Despojado de sus ropas, se hizo paso entre la multitud que
colmaba el salón de fiestas del Rey. Como una estrella fugaz, sorprendió a
todos con su regreso; pero como una estrella fugaz, se apagó rápidamente.
¿Desesperación? Él había sido el soberano de las tierras blancas hace muchos
siglos y segundos, pero su trono no estaba frío y no era de plata. La vergüenza
del pasado rey colgaba pendular y sus pasados súbditos la miraban con desdén.
El nuevo rey de las tierras blancas abrió los ojos bien grandes, iluminados por
candelabros, reconociendo a su antecesor. De pronto, estos se achinaron y
dejaron de verse amenazados por aquél viejo barbudo visitante. Este sabía que
su reino estaba perdido para siempre tanto como que la luna era blanca y negra
y azul y amarilla y roja. Con nostalgia veía como su palacio era exactamente
igual y exactamente diferente pues él ya no pertenecía ahí y el verdadero rey
ya estaba pronunciando las palabras “condenado”, “a” y “muerte”. Los guardias,
su hijo (antiguo príncipe) y su hermano lo tomaron uno de cada brazo (otros
guardias de la barba) y el calabozo no se hizo esperar para darle la
bienvenida.
Ningún grito se escuchó esa noche desde adentro de la reja.

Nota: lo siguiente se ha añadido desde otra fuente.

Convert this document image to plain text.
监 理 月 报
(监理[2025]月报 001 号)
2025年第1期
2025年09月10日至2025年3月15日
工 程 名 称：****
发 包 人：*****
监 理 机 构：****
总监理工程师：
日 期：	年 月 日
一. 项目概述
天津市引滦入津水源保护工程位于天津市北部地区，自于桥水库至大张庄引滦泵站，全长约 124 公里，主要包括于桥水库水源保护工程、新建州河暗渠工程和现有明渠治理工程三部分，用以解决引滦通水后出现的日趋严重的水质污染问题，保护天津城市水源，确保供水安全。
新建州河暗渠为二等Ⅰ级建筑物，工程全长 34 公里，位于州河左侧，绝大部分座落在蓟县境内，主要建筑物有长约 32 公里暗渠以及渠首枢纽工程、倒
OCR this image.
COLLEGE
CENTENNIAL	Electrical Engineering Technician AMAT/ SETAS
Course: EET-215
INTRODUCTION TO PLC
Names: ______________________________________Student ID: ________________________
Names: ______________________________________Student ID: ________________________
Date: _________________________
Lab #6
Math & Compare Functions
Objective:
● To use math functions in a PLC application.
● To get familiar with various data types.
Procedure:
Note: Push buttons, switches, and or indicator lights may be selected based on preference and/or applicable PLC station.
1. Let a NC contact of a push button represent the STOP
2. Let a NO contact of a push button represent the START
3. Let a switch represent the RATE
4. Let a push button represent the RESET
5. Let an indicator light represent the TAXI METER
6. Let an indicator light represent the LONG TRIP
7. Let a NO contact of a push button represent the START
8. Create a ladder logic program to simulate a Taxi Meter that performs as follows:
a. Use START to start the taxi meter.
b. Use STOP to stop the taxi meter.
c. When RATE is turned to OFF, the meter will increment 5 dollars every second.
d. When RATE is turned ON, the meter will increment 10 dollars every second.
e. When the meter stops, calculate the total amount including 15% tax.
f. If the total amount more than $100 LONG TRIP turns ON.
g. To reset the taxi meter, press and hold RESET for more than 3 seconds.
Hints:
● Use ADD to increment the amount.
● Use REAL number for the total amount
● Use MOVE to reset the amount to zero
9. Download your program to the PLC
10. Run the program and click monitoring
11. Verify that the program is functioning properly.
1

Ninguna queja de voz arenada, ninguna deuda a saldar con alguien, ningún justo
reclamo de un trono. Nada ¿Desesperación? Sí. Los codos tocaban el suelo, la
nuca la pared, la barba ardía, su piel expuesta quería dejar entrar el cuchillo
del guardia. Pero como sabía que esto iba a suceder de todos modos, se limitó a
yacer. Los ojos perturbados del barbudo se cristalizaron, se volvieron piedra y
cayeron en hueco sonido al piso. Sus manos le pesaban como dos gigantes
traidores. Pensó en su trono una vez más. Dejó de pensar.
El día que le siguió a ese fue soleado. Un gracioso zorzal
se posó gracioso sobre el árbol que había crecido 100 años después sobre la
tumba de aquel hombre que había perdido su reino por apostar a un recuerdo.